Le département Acteurs des courses accompagne les professionnels dans leurs démarches de prospection

Institution / Ventes / 28.06.2019

Le département Acteurs des courses accompagne les professionnels dans leurs démarches de prospection

Le 13 juin, 80 étudiants d’AgroParisTech ont découvert les courses à ParisLongchamp. France Galop avait mis à leur disposition des espaces et des moyens humains. Leur présence s’inscrit pleinement dans le cadre de la démarche de l’institution, qui accompagne ceux qui se lancent dans la prospection.

Guy de Fontaines, responsable du développement du propriétariat en France et des opérations en région au département Acteurs des courses, nous a dit : « L’organisation des courses du Championnat des Grandes Écoles est du ressort du Club des gentlemen-riders et des cavalières. Néanmoins, parallèlement à cette belle compétition, idéalement organisée lors d’un JeuXdi à ParisLongchamp, des étudiants l’école d’agronomie AgroParisTech ont découvert les courses, notamment grâce à Gauthier Monfort. Cette idée a été validée par la direction générale de France Galop et ils ont été accueillis dans le salon Arc de Triomphe dans le cadre d’une convention qui leur a permis de bénéficier de cet espace gracieusement. Ils ont aussi bénéficié d’un tarif préférentiel avec le traiteur compte tenu du budget limité de leur classe d’âge. Ces futurs ingénieurs – dont certains sont peut-être les propriétaires de demain – ont également assisté à plusieurs interventions. Des professionnels mais aussi Arqana, le Club des gentlemen-riders et des cavalières et le département Acteurs des courses ont successivement pris la parole. L’occasion était vraiment idéale car les étudiants ont pu encourager leurs camarades en selle et découvrir les courses de manière attractive. »

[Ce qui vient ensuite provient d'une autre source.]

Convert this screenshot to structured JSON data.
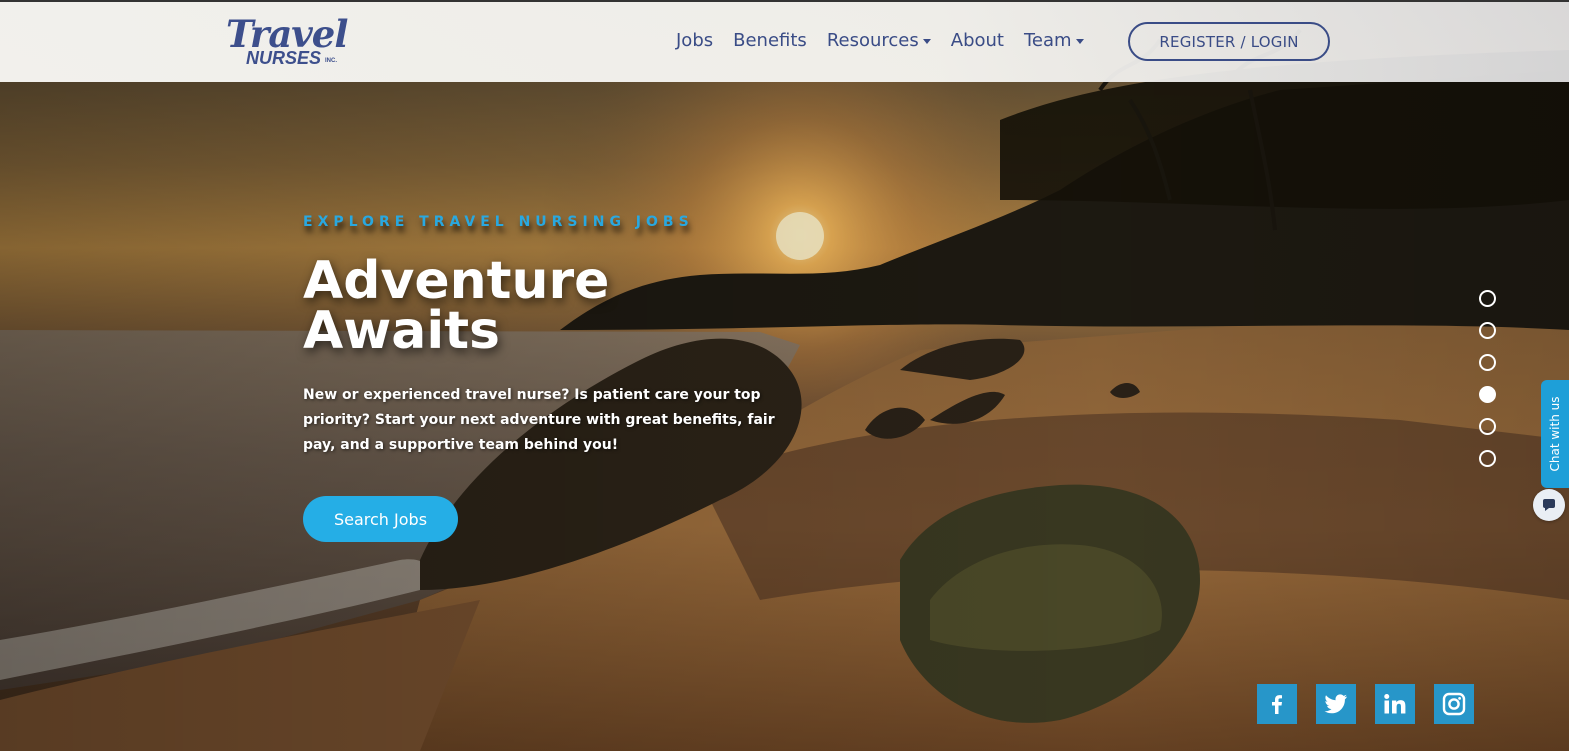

Déjà plus de 200 prospects. « D’une manière plus générale, cet événement met en avant notre rôle de facilitateur pour les acteurs des courses qui souhaitent organiser et recruter de nouveaux propriétaires ou investisseurs. Depuis le début l’année, quatre événements de ce type ont été organisés par l’agence Yohea, le club Barclay de Tolly, le haras d’Étreham et Arqana. Cela représente 200 prospects sur les hippodromes parisiens. Les socioprofessionnels commencent par nous soumettre leur projet en remplissant un dossier qui nous permet de mieux cerner la viabilité et l’utilité pour les courses de leur projet. Une fois validé par l’institution, ce dossier permet d’obtenir la mise à disposition d’espaces, mais aussi des billets et des places de parking gratuits. De même, nous proposons des visites et un accompagnement sur site. Il reste à leur charge la restauration, les hôtesses, la sécurité et le nettoyage. »

D’autres événements à venir. « Les professionnels qui sollicitent la mise à disposition d’espaces proposent différents types d’investissements à leurs clients. Cela peut par exemple être des parts d’une écurie de Groupe ou des participations dans des projets d’élevage. D’autres événements sont déjà programmés pour cette année. Arqana accueille à ParisLongchamp les membres de Proscenium, un programme du Medef regroupant les dirigeants d’entreprises majeures. L’année dernière, ils étaient 60 et cette année ils seront 80. Cet hippodrome va aussi accueillir des acteurs du secteur de l’immobilier grâce à l’écurie du Graal. Nous aurons aussi le Crédit agricole et un groupe emmené par Pascal Adda. »

En région. « Ces démarches de prospection s’inscrivent dans des projets à long terme. Il faut souvent du temps pour convaincre un client. Les gens ont besoin de connaître, de comprendre. Un climat de confiance doit s’installer. Et il faut bien avoir conscience que ce type de projets demande du temps et de l’énergie pour les socioprofessionnels qui les portent. En région, nous soutenons activement le développement d’écuries de territoires, sur le modèle de celle de Véronique Vigouroux et Capucine Nicot, les initiatrices de ce beau projet sur l’île de Ré, qui est un bel exemple de ce que les courses pourront faire en se calquant sur ce qui fonctionne dans le monde du sport. C’est un schéma qui permet à des initiatives locales de professionnels des courses de bénéficier du soutien politique des élus locaux et des entreprises. Mais nous accompagnons aussi des projets à Pau, Pompadour, Guingamp… Cela correspond autant à une attente des prospects qu’à celle des élus locaux, qui soutiennent souvent ces projets. La notion de territoire est vraiment au cœur de notre époque. Un championnat des écuries de territoires, avec une finale à ParisLongchamp, pourrait venir, à terme, couronner un circuit de courses qui serait destiné aux chevaux d’âge sur des distances intermédiaires à longues. Toujours en région, nous sommes actifs lors de journées de découverte de l’entraînement et des courses. Dans ce contexte, un parrain accompagne un prospect qu’il connaît et il n’est pas rare que ce dernier prenne rapidement une patte d’un cheval. »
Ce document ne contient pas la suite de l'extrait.